Description
The work of San Miguel de Rafael is widely recognized by millions of people. The painting shows an image of the Archangel Michael with demons around him. The angel wears wings and a halo attached to him as he is surrounded by the dark and gloomy depths of hell.
In the Apocalypse of Saint John (Book of Revelation), the Archangel Michael, having defeated the rebellious angels, slays the dragon, an allegorical embodiment of evil, and throws it to earth. In this art performance, Raphael enriched the traditional representation of the scene with ancillary scenes inspired by the Inferno from the Divine Comedy, in which Dante recounts the punishment of hypocrites and thieves.
With the grace of a ballet dancer, the young Saint Michael swings his sword aloft as he tramples the hideous beast. The characters in the play face each other in a desolate landscape with the silhouette of a burning city in the distance. The influence of Leonardo da Vinci , whose fighting warriors from The Battle of Anghiari provided an extraordinary example of martial art (the painting deteriorated very quickly due to deficiencies in Leonardo's experimental technique and is therefore no longer visible), predominates in these works. But the references to Flemish painting suggest the Urbino setting, where northern influences were still quite vivid.

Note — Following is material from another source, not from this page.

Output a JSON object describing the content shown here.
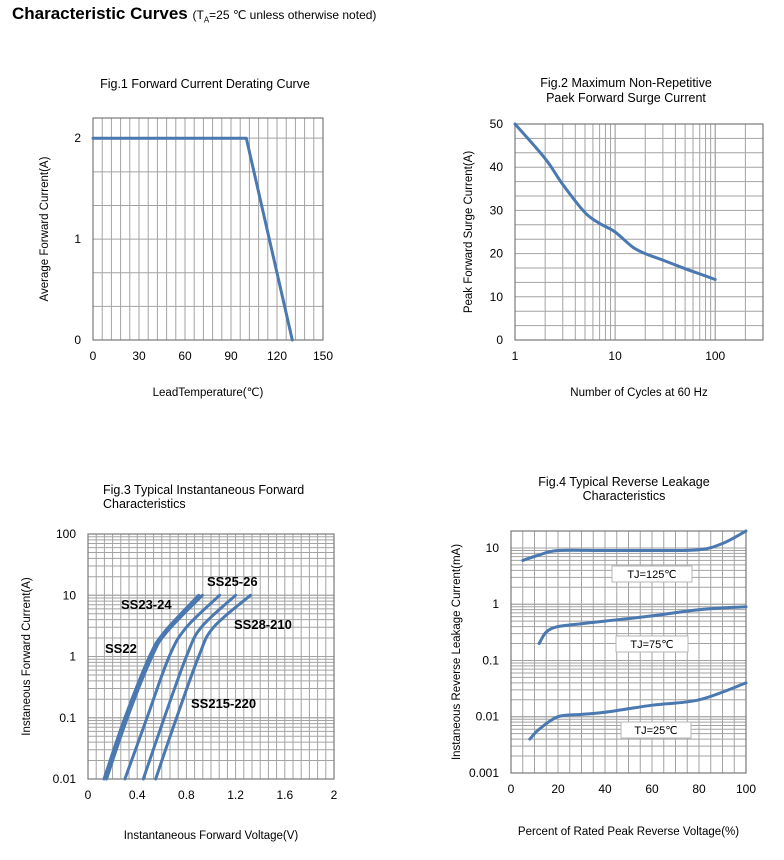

The work of Saint Michael, Saint George and the Dragon , and the Saint George in the National Gallery in Washington are linked both by their subject matter - an armed youth fighting a dragon - and by stylistic elements. All three are ascribed to the Florentine period and echo the stimuli Raphael received from the great masters who worked in Florence or whose paintings were visible there.
Raphael's imagination, which is particularly developed in the details of Saint Michael, is more balanced in the figure of the Archangel, the center of the entire composition. This sense of balance and composure is further developed in the other two panels, where the landscape, still of Umbrian derivation, accentuates the serenity of the figures, despite the dramatic character of the subject. These small panels are indicative of a moment in which the painter reaps the stylistic fruits of what he has assimilated up to now and, at the same time, poses pictorial problems that will be developed in the future.